Benitez, who is married to a Cuban woman, just received his authorization to work as a doctor in Paraguay after studying general medicine for six years in Santiago de Cuba, he told state-run Paraguay TV.
He said he wants to attend to the health care needs of the Maka tribe around the city of Mariano Roque Alonso, 20 km (13 mi.) from Asuncion, where his people have lived since 1942 after moving from their native Chaco region.
“I want to work in ... my community, since there we don’t get medical attention every day,” he said.
His incorporation into the ranks of physicians working with the Public Health Ministry was hailed on Tuesday by Paraguayan President Horacio Cartes, who personally congratulated Benitez and his wife and welcomed them to Mburuvicha Roga, the presidential residence.
“You are a great example for all your people, and we hope that you will not be the only one to become a doctor or other professions, within the community,” said Cartes at the meeting, according to the president’s office.
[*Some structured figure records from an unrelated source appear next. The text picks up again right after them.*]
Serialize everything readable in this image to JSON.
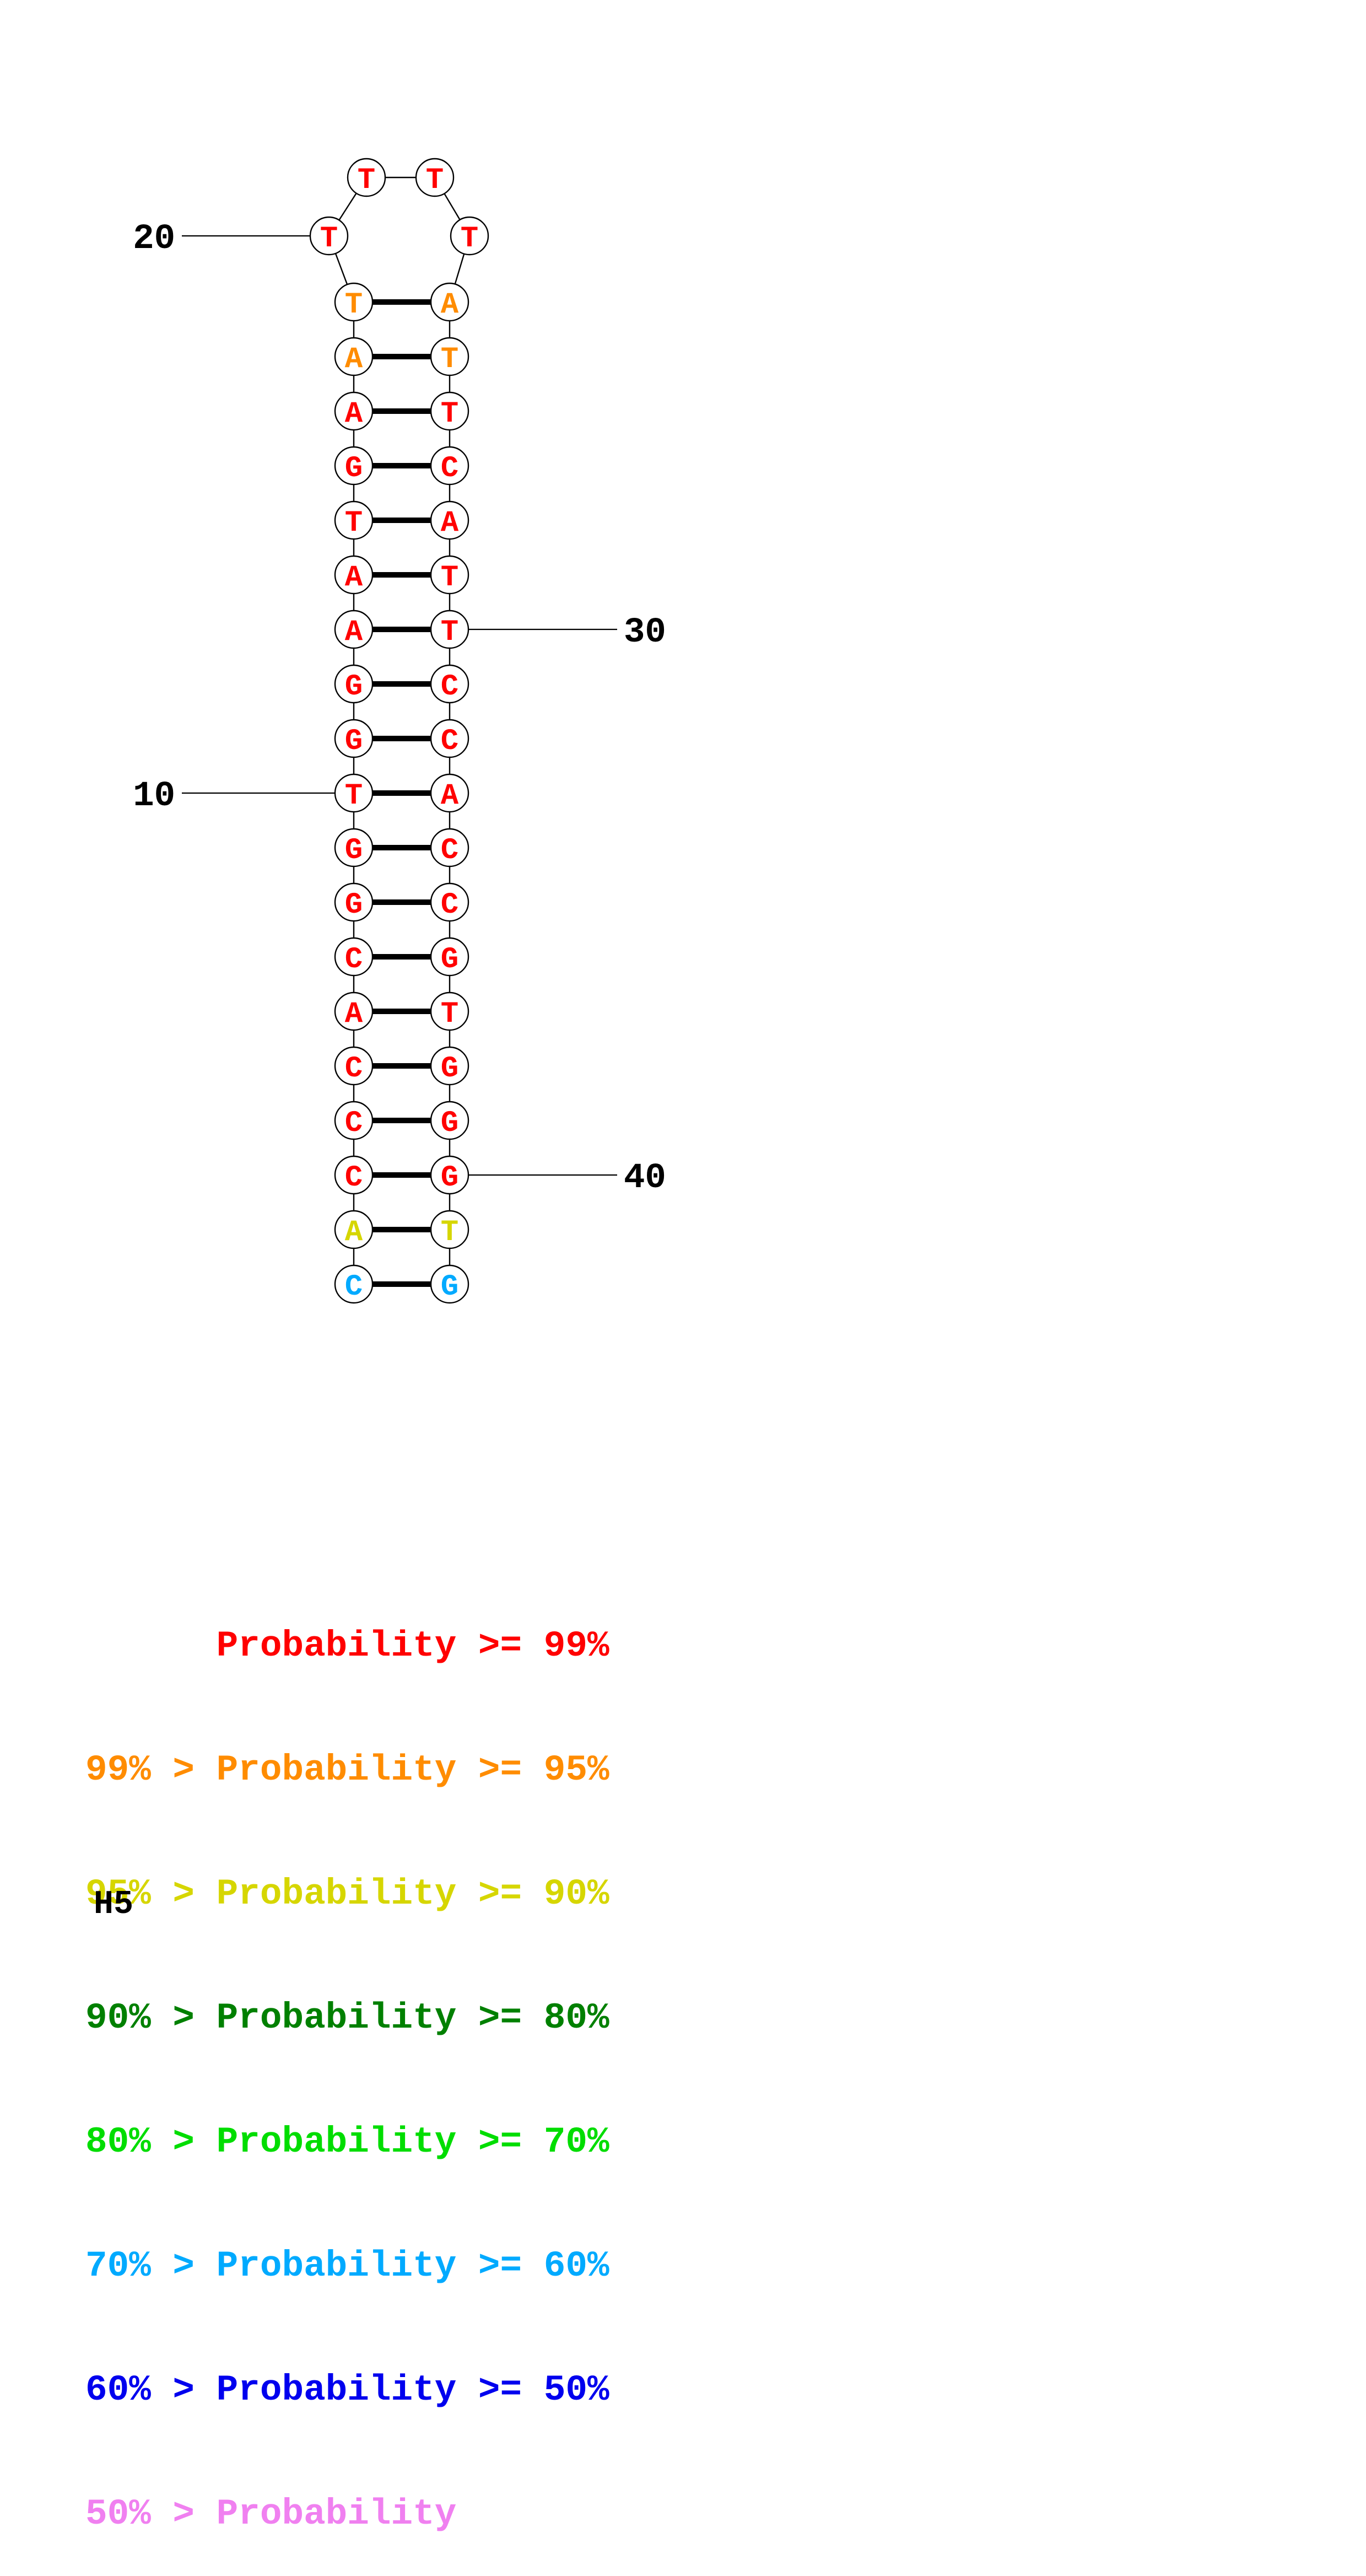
{
  "footer_label": "H5",
  "legend": {
    "items": [
      {
        "text": "      Probability >= 99%",
        "color": "#ff0000"
      },
      {
        "text": "99% > Probability >= 95%",
        "color": "#ff8c00"
      },
      {
        "text": "95% > Probability >= 90%",
        "color": "#d6d600"
      },
      {
        "text": "90% > Probability >= 80%",
        "color": "#008000"
      },
      {
        "text": "80% > Probability >= 70%",
        "color": "#00dd00"
      },
      {
        "text": "70% > Probability >= 60%",
        "color": "#00aaff"
      },
      {
        "text": "60% > Probability >= 50%",
        "color": "#0000ee"
      },
      {
        "text": "50% > Probability",
        "color": "#f080f0"
      }
    ]
  },
  "diagram": {
    "loop": [
      {
        "base": "T",
        "color": "#ff0000",
        "position": "top-left"
      },
      {
        "base": "T",
        "color": "#ff0000",
        "position": "top-right"
      },
      {
        "base": "T",
        "color": "#ff0000",
        "position": "left"
      },
      {
        "base": "T",
        "color": "#ff0000",
        "position": "right"
      }
    ],
    "pairs": [
      {
        "left": "T",
        "right": "A",
        "left_color": "#ff8c00",
        "right_color": "#ff8c00"
      },
      {
        "left": "A",
        "right": "T",
        "left_color": "#ff8c00",
        "right_color": "#ff8c00"
      },
      {
        "left": "A",
        "right": "T",
        "left_color": "#ff0000",
        "right_color": "#ff0000"
      },
      {
        "left": "G",
        "right": "C",
        "left_color": "#ff0000",
        "right_color": "#ff0000"
      },
      {
        "left": "T",
        "right": "A",
        "left_color": "#ff0000",
        "right_color": "#ff0000"
      },
      {
        "left": "A",
        "right": "T",
        "left_color": "#ff0000",
        "right_color": "#ff0000"
      },
      {
        "left": "A",
        "right": "T",
        "left_color": "#ff0000",
        "right_color": "#ff0000"
      },
      {
        "left": "G",
        "right": "C",
        "left_color": "#ff0000",
        "right_color": "#ff0000"
      },
      {
        "left": "G",
        "right": "C",
        "left_color": "#ff0000",
        "right_color": "#ff0000"
      },
      {
        "left": "T",
        "right": "A",
        "left_color": "#ff0000",
        "right_color": "#ff0000"
      },
      {
        "left": "G",
        "right": "C",
        "left_color": "#ff0000",
        "right_color": "#ff0000"
      },
      {
        "left": "G",
        "right": "C",
        "left_color": "#ff0000",
        "right_color": "#ff0000"
      },
      {
        "left": "C",
        "right": "G",
        "left_color": "#ff0000",
        "right_color": "#ff0000"
      },
      {
        "left": "A",
        "right": "T",
        "left_color": "#ff0000",
        "right_color": "#ff0000"
      },
      {
        "left": "C",
        "right": "G",
        "left_color": "#ff0000",
        "right_color": "#ff0000"
      },
      {
        "left": "C",
        "right": "G",
        "left_color": "#ff0000",
        "right_color": "#ff0000"
      },
      {
        "left": "C",
        "right": "G",
        "left_color": "#ff0000",
        "right_color": "#ff0000"
      },
      {
        "left": "A",
        "right": "T",
        "left_color": "#d6d600",
        "right_color": "#d6d600"
      },
      {
        "left": "C",
        "right": "G",
        "left_color": "#00aaff",
        "right_color": "#00aaff"
      }
    ],
    "position_labels": [
      {
        "text": "20",
        "row": "loop-left",
        "side": "left"
      },
      {
        "text": "10",
        "row": 9,
        "side": "left"
      },
      {
        "text": "30",
        "row": 6,
        "side": "right"
      },
      {
        "text": "40",
        "row": 16,
        "side": "right"
      }
    ]
  }
}
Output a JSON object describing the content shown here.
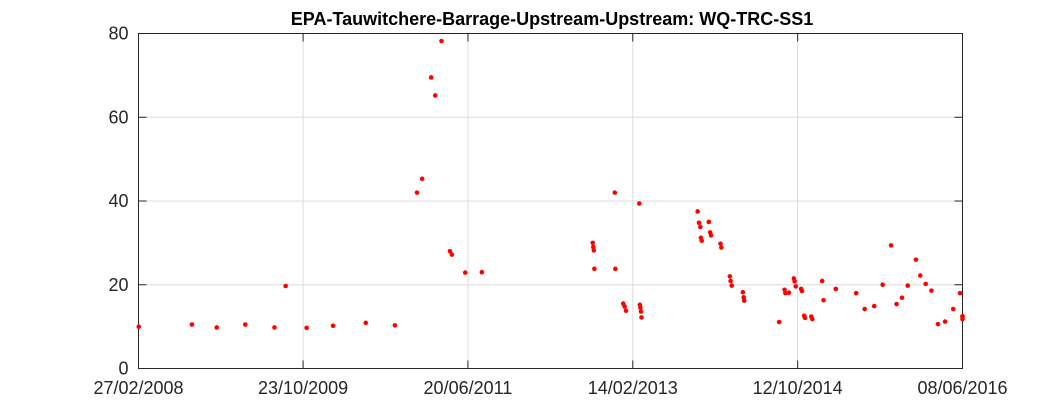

The Maka physician initially made his living selling handicrafts in Ciudad del Este, Paraguay’s second city, when a former teacher of his told him about the availability of scholarships to study medicine in Cuba.
About 75 percent of Paraguay’s 116,000 indigenous residents live in extreme poverty after they were driven from their ancestral lands during the 1954-1989 Alfredo Stroessner dictatorship and in the first decade of democracy thereafter.